Ntvnews.id, Tajikistan - Larangan jilbab di Tajikistan dipandang sebagai cerminan dari garis politik yang dijalankan oleh pemerintahan presiden seumur hidup Emomali Rahmon sejak tahun 1997. Pemerintah Tajikistan mengeluarkan undang-undang yang melarang perempuan memakai jilbab.
Terbaru mereka membuat serangkaian aturan yang berjumlah 35 tindakan terkait agama. Dalam membuat aturan ini, pemerintah mengaku bahwa pihaknya ingin melindungi nilai-nilai budaya nasional dan mencegah takhayul atau ekstremisme.
Undang-undang tersebut, yang disetujui oleh majelis tinggi parlemen Majlisi Milli pada Kamis lalu, melarang penggunaan pakaian asing, termasuk jilbab, atau penutup kepala yang dikenakan oleh sebagian perempuan Muslim di seluruh dunia.
Melansir dari euronews, warga Tajikistan dianjurkan untuk mengenakan pakaian nasional Tajikistan. Mereka yang melanggar undang-undang akan didenda dengan jumlah mulai dari 7.920 somoni Tajikistan atau sekitar Rp12.1 juta untuk warga negara biasa.
Ilustrasi Perempuan Arab Berhijab (Pixabay)
Kemudian 54.000 somoni atau setara Rp82.6 juta untuk pejabat pemerintah dan 57.600 somoni atau sekitar Rp83.5 juta jika mereka adalah tokoh agama. Undang-undang serupa yang disahkan awal bulan ini juga berdampak pada beberapa praktik keagamaan di sana.
Salah satu tradisi yang terdampak adalah iydgardak. Tradisi ini sudah ada sejak berabad-abad lalu yang di mana anak-anak pergi dari rumah ke rumah untuk mengumpulkan uang saku pada hari raya Idul Fitri. Karena ada aturan tersebut, tradisi ini tentu akan terdampak.
Keputusan tersebut dipandang mengejutkan, karena negara Asia Tengah yang berpenduduk sekitar 10 juta jiwa ini 96% penduduknya beragama Islam, menurut sensus terakhir pada tahun 2020. Namun, hal ini merupakan cerminan dari garis politik yang ditempuh sejak tahun 1997.
Ubah Masjid Jadi Kedai Teh
Ilustrasi Perempuan Arab Berhijab (Pixabay)
Pemerintahan yang dipimpin oleh presiden Emomali Rahmon telah lama mengincar apa yang mereka gambarkan sebagai ekstremisme.
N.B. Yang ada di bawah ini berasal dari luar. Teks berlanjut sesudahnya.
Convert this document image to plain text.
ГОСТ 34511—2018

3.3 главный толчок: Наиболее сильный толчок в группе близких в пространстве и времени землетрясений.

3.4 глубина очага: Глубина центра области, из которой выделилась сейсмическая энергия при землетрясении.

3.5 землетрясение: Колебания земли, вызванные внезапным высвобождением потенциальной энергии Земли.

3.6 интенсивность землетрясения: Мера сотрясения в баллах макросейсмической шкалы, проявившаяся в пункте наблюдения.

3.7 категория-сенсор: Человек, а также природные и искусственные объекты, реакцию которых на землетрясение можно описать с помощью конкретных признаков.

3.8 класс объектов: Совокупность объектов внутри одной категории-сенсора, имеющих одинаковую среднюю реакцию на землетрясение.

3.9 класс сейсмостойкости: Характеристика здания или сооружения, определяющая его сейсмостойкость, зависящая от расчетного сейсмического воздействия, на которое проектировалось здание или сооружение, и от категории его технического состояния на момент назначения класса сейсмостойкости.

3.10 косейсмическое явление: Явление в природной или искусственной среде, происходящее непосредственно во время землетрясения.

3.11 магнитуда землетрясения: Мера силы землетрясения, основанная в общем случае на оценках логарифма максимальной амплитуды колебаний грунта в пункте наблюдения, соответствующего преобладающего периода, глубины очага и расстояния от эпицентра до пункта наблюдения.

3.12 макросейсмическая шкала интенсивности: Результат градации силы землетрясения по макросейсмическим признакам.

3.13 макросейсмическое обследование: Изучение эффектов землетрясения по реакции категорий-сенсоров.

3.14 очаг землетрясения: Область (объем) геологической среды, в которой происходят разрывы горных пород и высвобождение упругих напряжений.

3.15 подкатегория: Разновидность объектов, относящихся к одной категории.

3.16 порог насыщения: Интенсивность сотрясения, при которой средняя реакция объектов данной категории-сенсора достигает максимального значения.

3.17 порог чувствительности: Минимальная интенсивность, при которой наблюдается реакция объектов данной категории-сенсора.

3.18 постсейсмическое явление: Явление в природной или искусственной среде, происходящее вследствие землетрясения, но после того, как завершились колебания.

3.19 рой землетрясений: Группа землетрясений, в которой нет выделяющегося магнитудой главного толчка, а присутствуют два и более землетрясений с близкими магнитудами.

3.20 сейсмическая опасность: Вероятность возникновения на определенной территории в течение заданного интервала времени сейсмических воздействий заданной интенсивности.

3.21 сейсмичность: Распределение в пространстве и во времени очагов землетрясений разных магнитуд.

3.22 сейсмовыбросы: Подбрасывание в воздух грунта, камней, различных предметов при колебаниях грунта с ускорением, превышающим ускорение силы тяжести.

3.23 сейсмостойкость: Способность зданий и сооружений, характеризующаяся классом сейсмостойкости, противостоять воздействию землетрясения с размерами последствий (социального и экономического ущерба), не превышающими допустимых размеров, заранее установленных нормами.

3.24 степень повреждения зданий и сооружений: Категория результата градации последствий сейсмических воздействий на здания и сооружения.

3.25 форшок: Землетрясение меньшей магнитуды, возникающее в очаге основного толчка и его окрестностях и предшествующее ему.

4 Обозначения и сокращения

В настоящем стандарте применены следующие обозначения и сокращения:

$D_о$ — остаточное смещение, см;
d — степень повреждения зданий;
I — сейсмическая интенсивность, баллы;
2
Rahmon yang telah berkuasa sejak tahun 1994 langsung mencari cara untuk hidup berdampingan dengan oposisi Partai Kebangkitan Islam Tajikistan (TIRP).
Menurut perjanjian yang ditengahi PBB, perwakilan TIRP yang pro-Syariah akan berbagi 30% pemerintahan, dan TIRP diakui sebagai partai politik pasca-Soviet pertama di Asia Tengah yang didirikan berdasarkan nilai-nilai Islam.
Namun, Rahmon berhasil menyingkirkan TIRP dari kekuasaan meskipun partai tersebut seiring berjalannya waktu menjadi lebih sekuler. Pada tahun 2015, ia kemudian berhasil menutup TIRP dan menetapkannya sebagai organisasi teroris.
Undang-Undang Tanggung Jawab Orang Tua, yang mulai berlaku pada tahun 2011, memberikan sanksi kepada orang tua yang menyekolahkan anaknya ke pendidikan agama di luar negeri, sedangkan menurut undang-undang yang sama, anak di bawah 18 tahun dilarang memasuki tempat ibadah tanpa izin.
Pernyataan Komite Urusan Agama Tajikistan pada tahun 2017 mengatakan bahwa 1.938 masjid ditutup hanya dalam satu tahun, dan tempat ibadah diubah menjadi kedai teh dan pusat kesehatan, misalnya.